Ceux qui avaient apprécié Down Terrace (2009), Touristes (2012) et surtout l’étouffant Kill List (2011) auront déjà conscience qu’avec Ben Wheatley le spectateur ne peut se préparer qu’à affronter l’inattendu. On sait aussi à quel point le réalisateur et sa collaboratrice Amy Jump aiment à mélanger les genres comme les courants cinématographiques et, sous ses faux airs de Grand Inquisiteur (Michael Reeves, 1968), A Field in England doit sans doute davantage à Luis Buñuel, Nicolas Roeg et Werner Herzog qu’au pur cinéma d’exploitation. Au jeu des références et autres sources d’inspiration, qu’elles soient ou non revendiquées, thématiques ou esthétiques, il faut aussi citer Le Magicien d’Oz (Victor Fleming, 1939), Le Septième sceau (Ingmar Bergman, 1957), Culloden (Peter Watkins, 1964), Onibaba (Kaneto Shindô, 1964), 2001 : L’Odyssée de l’espace (Stanley Kubrick, 1968), Stalker (Andreï Tarkovski, 1979) et le cinéma de Peckinpah, notamment pour ce-dernier en ce qui concerne le montage et l’utilisation du ralenti. A Field in England n’est cependant pas qu’un simple patchwork de citations et devrait avant tout être regardé et vécu pour ce qu’il est : un habile mélange de film d’époque, de fantastique et de western psychédélique, mais aussi de cinéma narratif d’une part et d’audacieuses expérimentations sensitives par ailleurs.

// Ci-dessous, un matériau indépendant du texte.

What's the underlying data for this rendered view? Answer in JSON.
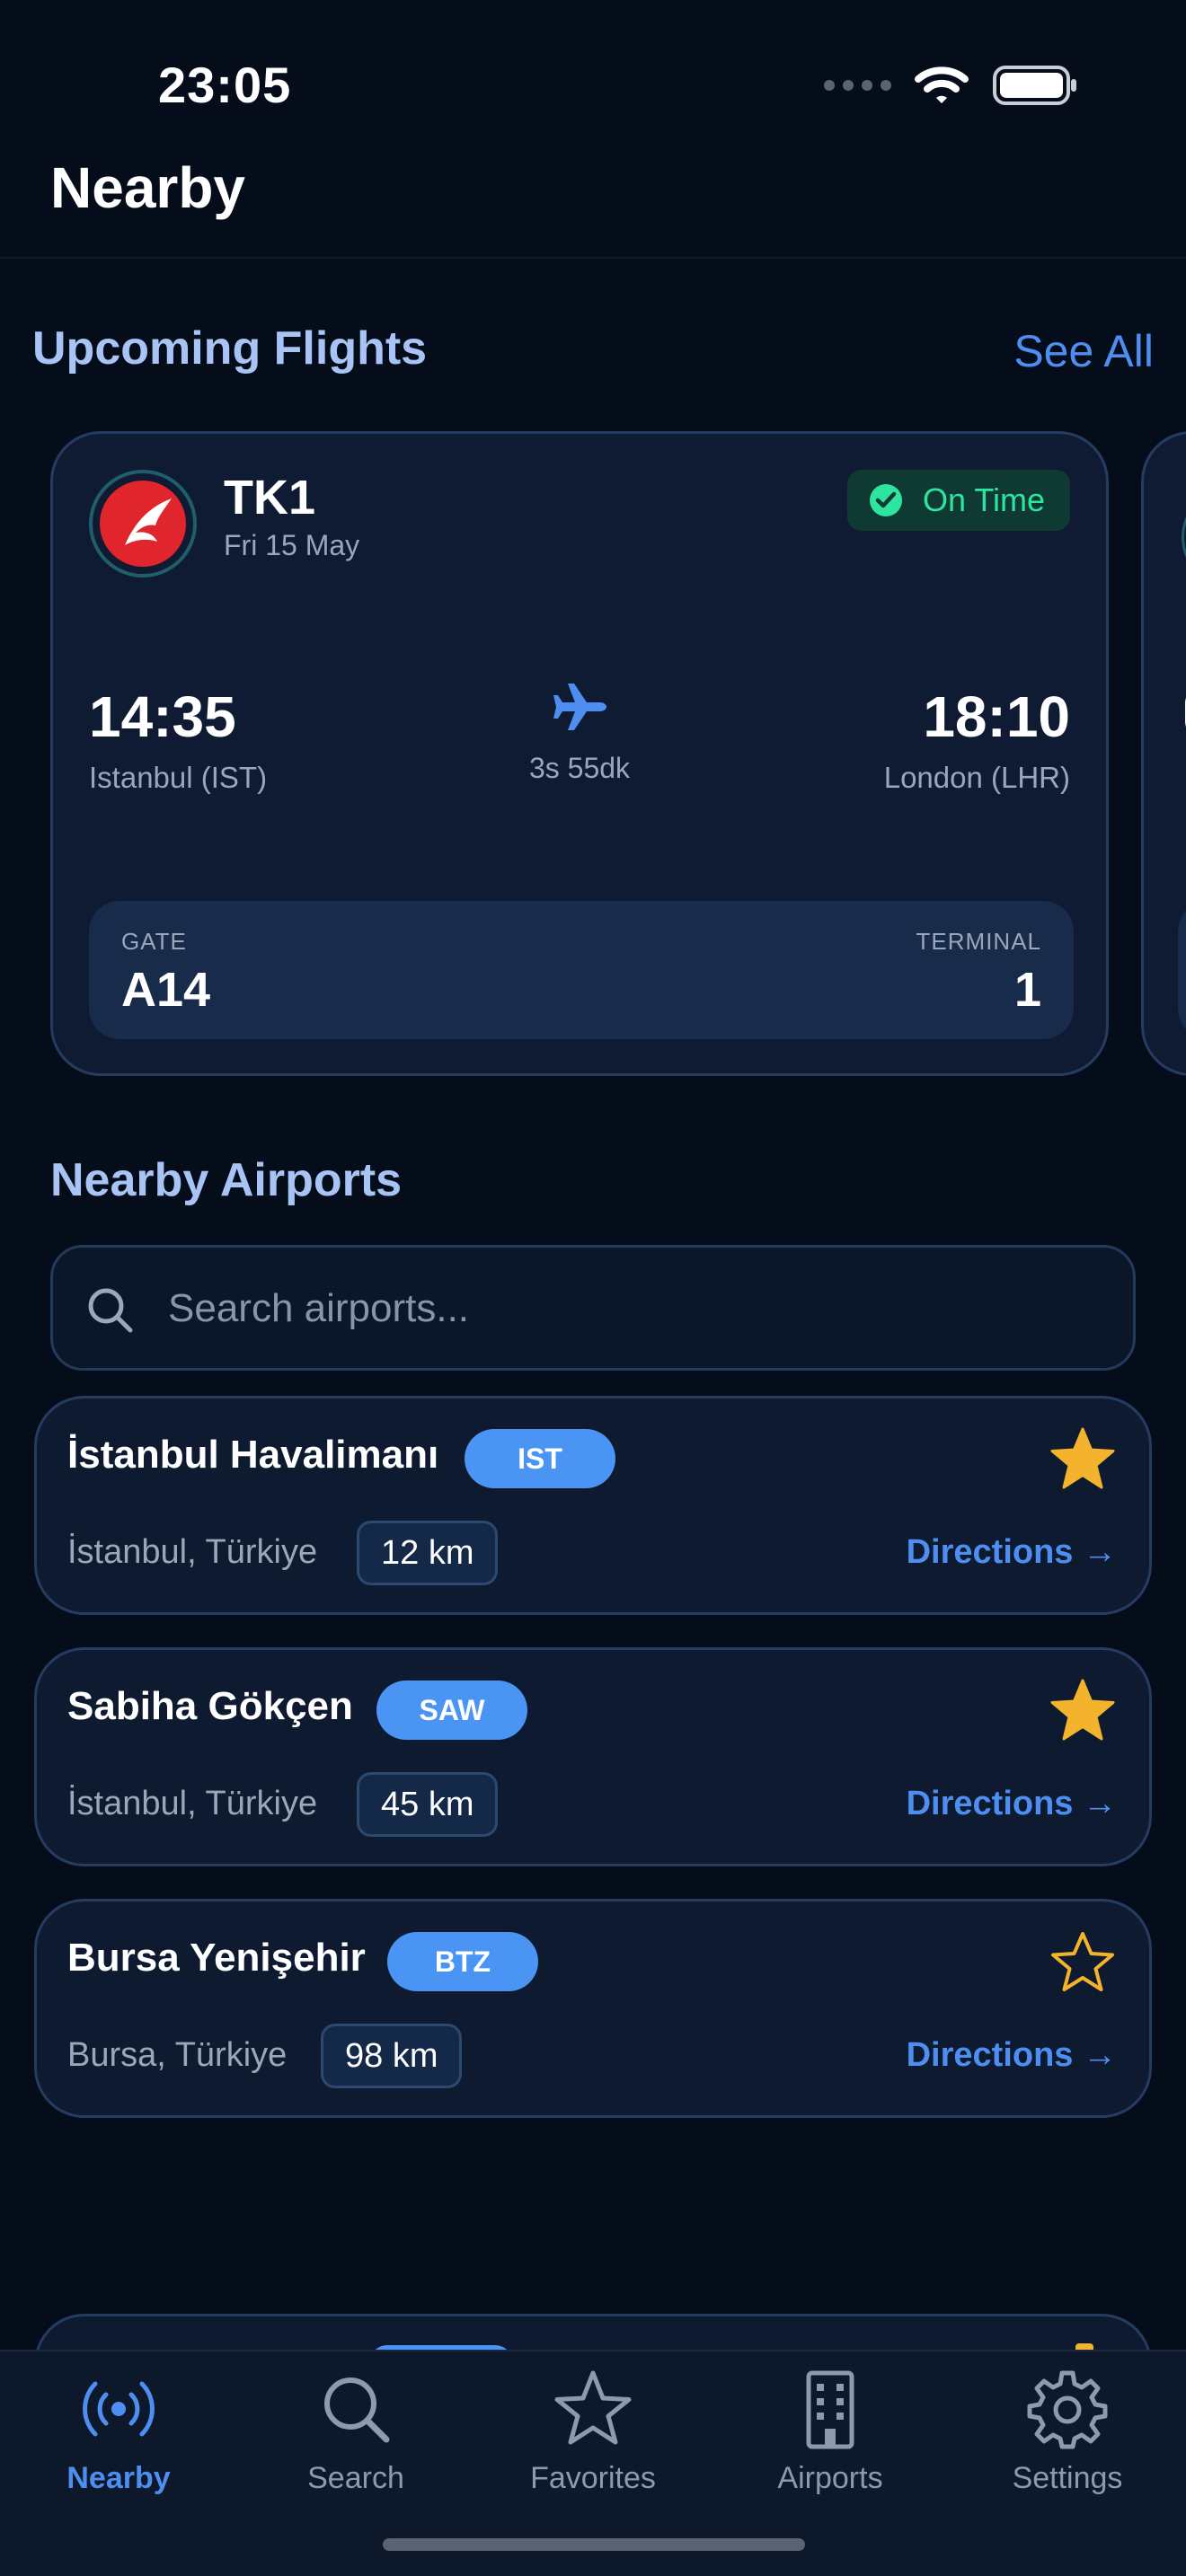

Le paysage champêtre où se déroule l’intégralité du récit est une scène métaphysique, un purgatoire dans l’enceinte duquel les personnages fuient pour un temps leur réalité : celle barbare et terrifiante de la guerre civile. Dès les premières images du film, Whitehead et ses compagnons nous seront d’ailleurs montrés comme séparés de l’action principale – le combat – par la barrière concrète d’arbres et de buissons. Mais dans ce lieu mystique, où une lumière diffuse adoucit le contour des silhouettes, le répit s’effacera au profit d’une tourmente intérieure en forme de quête spirituelle. Ne s’étant jamais rencontrés, réunis comme le précisera Whitehead par la pure « alchimie de la coïncidence », les personnages devront apprendre à connaître l’autre pour mieux se connaître eux-mêmes. Car ici chacun est amené à plonger au plus profond de son psychisme, à percevoir toute sa propre laideur dans le miroir brisé du sorcier, avant de renaître au monde, ayant appris enfin à aimer, à s’ouvrir et à ne plus avoir peur.
Jusque-là, A Field in England ne présente pas de réelle originalité. L’onirique miroir, depuis Lewis Carroll, en a vu traverser bien d’autres. Pourtant, de son long premier acte à ses dernières images, le film se montre aussi beau et déroutant que la funeste éclipse qui menace d’obscurcir à jamais les cieux ou que le dérangeant sourire d’un Whitehead illuminé par d’inimaginables visions. Il y a quelque chose de séduisant chez ces personnages à moitié fous qui se révèlent les uns aux autres, chacun possédant – du naïf Friend au despotique O’Neil – une multitude de facettes à l’image du décor qui les entoure. Ce champ grouillant de vie, qui respire et dialogue avec les hommes alors que la démence s’enracine partout, en reste néanmoins le véritable poumon. Faisant danser les hautes herbes, le vent y disperse les spores pour tracer, à couvert, un chemin qui fera traverser aux protagonistes une longue et démentielle séquence hallucinogène pour les mener vers le cœur de l’énigme. Ce sera l’occasion pour Wheatley de mettre en œuvre sa virtuose science du montage avant d’aboutir à une fusillade digne des plus mémorables duels du western all’italiana, ces royalistes et révolutionnaires émergeant de leurs psychédéliques cocons métamorphosés en proto-cowboys.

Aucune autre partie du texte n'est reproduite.